Ten person meetings have felt better for me in person. I think it's because there's more room for impromptu overlapping discussions, which Zoom doesn't support well.
This is the billion-dollar problem in VoIP. I call it the "cocktail party problem", because a cocktail party is the most extreme example. In meatspace, you're able to drift between conversations subtly queuing to the other participants in a breakout conversation that you're engaging with them, while still being able to pick up on nearby conversations which you can choose to swap to.

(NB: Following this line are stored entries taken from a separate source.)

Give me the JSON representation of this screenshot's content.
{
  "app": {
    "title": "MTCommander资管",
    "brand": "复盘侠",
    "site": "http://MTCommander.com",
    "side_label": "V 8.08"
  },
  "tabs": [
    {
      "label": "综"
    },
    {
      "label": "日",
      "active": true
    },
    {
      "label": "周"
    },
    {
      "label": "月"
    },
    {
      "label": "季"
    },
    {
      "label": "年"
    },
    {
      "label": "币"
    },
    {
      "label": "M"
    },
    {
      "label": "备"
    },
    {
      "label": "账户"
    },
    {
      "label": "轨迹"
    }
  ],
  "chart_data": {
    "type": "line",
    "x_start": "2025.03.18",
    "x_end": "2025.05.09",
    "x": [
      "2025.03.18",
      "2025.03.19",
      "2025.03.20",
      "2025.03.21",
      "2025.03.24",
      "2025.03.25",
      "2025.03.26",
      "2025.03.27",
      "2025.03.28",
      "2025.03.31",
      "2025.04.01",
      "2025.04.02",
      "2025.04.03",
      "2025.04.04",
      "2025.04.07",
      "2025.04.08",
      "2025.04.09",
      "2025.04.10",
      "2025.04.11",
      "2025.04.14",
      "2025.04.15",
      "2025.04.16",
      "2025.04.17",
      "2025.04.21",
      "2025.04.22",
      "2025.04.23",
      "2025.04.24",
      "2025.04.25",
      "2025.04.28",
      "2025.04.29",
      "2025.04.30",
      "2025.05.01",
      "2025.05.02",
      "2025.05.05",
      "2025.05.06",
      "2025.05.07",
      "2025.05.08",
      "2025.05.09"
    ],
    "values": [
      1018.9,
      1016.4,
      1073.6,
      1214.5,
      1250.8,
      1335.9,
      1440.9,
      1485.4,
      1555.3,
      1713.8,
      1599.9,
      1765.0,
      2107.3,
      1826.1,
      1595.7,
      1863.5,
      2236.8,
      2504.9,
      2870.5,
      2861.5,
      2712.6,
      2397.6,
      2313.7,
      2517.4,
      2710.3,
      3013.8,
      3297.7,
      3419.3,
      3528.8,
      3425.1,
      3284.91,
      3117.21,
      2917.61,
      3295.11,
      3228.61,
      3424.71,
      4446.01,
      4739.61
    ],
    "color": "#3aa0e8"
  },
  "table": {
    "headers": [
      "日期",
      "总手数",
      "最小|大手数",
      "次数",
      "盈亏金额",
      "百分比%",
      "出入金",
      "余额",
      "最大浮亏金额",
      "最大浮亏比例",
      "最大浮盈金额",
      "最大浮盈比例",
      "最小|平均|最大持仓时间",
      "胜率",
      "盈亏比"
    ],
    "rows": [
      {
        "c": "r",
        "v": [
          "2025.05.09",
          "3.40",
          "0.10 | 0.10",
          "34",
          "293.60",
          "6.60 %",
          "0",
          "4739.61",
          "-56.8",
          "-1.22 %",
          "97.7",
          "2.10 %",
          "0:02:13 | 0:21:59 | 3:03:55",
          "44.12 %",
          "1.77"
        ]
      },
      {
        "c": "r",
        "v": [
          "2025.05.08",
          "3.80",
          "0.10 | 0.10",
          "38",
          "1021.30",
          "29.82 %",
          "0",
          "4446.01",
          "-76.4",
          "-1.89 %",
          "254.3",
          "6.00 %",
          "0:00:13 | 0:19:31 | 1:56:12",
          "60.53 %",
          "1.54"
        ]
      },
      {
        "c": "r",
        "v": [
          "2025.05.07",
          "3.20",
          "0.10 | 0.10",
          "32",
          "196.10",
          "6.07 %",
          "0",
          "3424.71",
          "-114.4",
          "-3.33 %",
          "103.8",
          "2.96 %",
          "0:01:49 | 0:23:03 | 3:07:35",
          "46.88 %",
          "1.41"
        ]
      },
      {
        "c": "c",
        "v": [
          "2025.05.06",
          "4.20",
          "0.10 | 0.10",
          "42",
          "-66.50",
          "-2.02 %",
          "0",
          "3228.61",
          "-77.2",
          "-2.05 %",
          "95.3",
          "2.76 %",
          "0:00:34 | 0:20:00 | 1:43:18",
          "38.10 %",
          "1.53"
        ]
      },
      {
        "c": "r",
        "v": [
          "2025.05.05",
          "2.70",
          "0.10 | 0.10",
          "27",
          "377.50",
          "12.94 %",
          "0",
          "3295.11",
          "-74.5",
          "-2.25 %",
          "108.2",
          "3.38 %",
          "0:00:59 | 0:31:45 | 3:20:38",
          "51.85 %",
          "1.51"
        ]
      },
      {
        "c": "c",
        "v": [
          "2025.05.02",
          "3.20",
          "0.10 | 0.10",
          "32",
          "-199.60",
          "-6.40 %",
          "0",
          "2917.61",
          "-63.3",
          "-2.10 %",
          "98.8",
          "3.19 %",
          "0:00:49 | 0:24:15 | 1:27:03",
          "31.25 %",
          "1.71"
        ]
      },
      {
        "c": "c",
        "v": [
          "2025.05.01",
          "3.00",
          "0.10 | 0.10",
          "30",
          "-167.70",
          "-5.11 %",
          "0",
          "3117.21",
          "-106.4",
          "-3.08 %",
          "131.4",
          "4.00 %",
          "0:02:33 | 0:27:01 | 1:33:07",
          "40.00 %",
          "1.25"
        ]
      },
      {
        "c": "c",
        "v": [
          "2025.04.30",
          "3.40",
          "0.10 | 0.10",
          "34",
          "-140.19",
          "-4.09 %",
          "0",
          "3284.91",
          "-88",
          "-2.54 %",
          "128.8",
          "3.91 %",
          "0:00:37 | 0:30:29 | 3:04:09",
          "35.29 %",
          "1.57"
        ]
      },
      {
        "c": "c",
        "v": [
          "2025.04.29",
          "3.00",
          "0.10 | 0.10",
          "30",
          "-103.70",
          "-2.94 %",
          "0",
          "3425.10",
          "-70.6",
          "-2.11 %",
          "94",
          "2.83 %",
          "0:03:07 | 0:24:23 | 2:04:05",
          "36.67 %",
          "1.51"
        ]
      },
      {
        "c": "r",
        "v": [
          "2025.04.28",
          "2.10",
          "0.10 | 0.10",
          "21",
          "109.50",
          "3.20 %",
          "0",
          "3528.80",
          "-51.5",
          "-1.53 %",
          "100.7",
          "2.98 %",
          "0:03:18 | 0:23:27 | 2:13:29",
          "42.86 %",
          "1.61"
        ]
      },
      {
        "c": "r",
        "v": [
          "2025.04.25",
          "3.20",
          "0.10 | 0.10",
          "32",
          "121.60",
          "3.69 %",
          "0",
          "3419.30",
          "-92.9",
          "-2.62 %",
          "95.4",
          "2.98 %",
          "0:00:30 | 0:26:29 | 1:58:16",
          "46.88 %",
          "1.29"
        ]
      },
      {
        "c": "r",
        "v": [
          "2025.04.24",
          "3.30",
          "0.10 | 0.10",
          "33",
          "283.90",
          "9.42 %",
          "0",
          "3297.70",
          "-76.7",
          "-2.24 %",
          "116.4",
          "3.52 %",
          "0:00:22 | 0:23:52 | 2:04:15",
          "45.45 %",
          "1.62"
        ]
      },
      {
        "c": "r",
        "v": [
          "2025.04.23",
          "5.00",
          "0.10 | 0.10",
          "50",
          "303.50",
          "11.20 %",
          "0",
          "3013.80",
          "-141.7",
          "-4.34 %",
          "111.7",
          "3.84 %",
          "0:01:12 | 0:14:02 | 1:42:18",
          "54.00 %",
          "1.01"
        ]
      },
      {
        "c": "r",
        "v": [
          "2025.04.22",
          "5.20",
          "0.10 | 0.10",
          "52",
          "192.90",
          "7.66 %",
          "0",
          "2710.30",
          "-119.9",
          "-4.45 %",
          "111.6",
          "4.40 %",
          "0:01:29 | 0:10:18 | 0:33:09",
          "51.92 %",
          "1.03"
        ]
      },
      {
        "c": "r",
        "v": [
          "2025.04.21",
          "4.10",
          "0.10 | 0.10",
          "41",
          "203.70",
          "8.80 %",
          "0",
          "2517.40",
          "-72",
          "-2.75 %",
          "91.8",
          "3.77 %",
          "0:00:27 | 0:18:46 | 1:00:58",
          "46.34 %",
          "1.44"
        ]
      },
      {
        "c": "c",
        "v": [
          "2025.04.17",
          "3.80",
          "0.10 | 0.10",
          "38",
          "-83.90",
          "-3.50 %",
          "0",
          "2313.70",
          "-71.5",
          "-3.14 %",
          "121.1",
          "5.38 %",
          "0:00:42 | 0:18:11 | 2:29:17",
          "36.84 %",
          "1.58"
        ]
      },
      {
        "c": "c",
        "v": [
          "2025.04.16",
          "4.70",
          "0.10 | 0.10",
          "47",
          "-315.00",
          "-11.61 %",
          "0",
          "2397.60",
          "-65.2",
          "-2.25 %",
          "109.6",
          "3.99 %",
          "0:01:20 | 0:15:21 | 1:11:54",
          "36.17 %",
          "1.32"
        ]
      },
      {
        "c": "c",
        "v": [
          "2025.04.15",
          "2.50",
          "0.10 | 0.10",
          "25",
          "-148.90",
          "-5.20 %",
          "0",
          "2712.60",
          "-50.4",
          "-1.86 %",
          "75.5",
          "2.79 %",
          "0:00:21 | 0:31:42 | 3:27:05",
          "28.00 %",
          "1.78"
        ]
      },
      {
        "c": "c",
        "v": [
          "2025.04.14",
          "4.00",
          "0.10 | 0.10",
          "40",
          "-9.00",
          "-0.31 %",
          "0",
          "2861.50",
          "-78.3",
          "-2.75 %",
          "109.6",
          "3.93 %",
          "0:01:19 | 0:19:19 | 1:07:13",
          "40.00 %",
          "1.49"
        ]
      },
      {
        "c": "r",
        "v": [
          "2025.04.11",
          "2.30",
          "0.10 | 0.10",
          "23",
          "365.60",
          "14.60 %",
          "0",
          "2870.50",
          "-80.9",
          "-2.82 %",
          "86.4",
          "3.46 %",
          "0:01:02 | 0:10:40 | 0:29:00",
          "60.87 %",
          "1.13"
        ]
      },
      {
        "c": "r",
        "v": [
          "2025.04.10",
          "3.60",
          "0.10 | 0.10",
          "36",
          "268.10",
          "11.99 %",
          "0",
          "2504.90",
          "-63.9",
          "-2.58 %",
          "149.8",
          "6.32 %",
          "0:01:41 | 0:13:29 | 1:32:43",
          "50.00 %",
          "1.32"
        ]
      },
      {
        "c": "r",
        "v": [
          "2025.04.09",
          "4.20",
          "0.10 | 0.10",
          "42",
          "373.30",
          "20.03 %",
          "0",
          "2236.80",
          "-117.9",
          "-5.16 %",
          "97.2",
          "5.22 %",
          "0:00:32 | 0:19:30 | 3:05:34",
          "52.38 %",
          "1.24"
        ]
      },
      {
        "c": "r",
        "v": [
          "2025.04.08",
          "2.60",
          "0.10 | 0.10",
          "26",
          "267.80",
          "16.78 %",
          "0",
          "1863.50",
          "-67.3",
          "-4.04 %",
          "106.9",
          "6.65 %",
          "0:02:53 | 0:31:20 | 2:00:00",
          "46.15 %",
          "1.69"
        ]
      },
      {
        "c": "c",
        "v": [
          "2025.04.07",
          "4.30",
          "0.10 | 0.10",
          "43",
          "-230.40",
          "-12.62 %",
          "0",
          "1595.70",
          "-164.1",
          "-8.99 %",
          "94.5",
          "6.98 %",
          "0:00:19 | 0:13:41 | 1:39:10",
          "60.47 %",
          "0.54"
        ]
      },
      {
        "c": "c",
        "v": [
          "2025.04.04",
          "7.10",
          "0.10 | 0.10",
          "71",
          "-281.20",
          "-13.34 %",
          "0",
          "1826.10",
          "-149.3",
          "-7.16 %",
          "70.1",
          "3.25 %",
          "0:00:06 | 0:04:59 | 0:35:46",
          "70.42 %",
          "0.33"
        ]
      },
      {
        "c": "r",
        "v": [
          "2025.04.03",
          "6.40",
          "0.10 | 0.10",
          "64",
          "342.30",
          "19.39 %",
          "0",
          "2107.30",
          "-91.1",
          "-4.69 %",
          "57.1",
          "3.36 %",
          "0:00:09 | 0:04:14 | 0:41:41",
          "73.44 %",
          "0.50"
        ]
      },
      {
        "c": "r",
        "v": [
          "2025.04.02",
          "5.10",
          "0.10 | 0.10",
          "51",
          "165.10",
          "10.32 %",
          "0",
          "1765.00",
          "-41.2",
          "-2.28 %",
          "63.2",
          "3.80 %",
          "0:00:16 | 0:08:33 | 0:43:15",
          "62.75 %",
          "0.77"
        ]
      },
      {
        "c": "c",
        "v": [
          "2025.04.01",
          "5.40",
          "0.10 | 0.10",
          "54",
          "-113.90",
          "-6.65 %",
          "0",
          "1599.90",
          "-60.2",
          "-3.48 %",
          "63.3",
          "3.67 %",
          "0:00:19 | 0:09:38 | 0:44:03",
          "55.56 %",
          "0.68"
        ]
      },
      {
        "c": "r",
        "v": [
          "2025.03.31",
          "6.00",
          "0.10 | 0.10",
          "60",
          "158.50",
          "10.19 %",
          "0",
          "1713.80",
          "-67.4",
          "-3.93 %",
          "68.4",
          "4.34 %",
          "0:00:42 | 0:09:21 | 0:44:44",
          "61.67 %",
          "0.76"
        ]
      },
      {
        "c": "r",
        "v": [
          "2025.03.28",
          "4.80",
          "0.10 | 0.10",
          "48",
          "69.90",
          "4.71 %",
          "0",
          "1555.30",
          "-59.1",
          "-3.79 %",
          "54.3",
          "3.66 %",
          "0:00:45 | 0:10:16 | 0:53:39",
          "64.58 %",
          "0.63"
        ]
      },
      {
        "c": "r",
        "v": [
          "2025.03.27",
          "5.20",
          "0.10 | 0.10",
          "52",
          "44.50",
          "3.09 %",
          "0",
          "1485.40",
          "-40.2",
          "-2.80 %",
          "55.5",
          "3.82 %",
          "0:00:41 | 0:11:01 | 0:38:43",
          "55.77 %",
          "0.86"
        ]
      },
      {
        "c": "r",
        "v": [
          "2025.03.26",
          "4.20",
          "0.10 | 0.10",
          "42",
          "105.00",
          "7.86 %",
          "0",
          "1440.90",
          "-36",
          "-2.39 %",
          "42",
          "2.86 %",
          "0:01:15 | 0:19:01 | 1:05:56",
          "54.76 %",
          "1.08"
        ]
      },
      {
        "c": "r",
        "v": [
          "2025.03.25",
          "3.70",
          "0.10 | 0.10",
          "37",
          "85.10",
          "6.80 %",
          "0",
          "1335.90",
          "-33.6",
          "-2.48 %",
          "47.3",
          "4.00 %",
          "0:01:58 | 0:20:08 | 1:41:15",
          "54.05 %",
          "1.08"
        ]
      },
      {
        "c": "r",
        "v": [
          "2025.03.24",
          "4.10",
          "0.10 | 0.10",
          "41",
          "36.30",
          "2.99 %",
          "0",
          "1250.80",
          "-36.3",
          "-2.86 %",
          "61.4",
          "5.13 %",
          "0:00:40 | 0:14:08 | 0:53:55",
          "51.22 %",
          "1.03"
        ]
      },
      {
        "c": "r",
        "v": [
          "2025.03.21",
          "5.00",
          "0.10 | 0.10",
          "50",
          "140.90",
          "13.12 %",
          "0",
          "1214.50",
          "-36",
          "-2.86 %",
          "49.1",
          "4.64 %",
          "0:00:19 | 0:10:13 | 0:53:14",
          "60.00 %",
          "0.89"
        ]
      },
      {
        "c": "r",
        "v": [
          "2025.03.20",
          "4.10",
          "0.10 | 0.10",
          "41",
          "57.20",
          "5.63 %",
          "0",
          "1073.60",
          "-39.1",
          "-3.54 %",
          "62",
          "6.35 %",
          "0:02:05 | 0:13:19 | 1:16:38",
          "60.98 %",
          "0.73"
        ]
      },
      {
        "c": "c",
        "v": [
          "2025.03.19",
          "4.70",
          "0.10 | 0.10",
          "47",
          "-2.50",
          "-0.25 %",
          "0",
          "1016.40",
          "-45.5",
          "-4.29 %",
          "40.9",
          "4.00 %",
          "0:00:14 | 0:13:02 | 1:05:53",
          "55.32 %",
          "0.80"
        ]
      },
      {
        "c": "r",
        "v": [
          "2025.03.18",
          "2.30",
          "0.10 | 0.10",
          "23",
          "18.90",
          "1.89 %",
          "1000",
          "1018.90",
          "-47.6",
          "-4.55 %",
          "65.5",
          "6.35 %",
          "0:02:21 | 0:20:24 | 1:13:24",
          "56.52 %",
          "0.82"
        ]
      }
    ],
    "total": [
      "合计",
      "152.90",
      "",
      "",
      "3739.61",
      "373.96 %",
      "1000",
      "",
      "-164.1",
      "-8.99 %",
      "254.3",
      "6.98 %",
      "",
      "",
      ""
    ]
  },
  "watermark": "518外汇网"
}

A multi-call system like a Discord server represents a small step, with the ability to see that conversations are happening in other calls, and maybe get a guess of what they're doing thanks to live presence, but it's far from a complete solution.
Gather Town was tackling this issue surprisingly well during COVID, but anytime I tried to convince people to use it they defaulted back to Zoom because Gather was too confusing. I think it would take a real paradigm shift from the "call with video" model to get decent adoption of something like that, and now that it's so expensive to use Gather I don't see how they can get enough exposure to really convince the public at large.
Perhaps another factor is that it doesn't seem like the nine other participants are always staring towards you, personally, specifically, persistently. There are breaks and ebbs and flows, as other people talk and you can take turns as an observer from the side.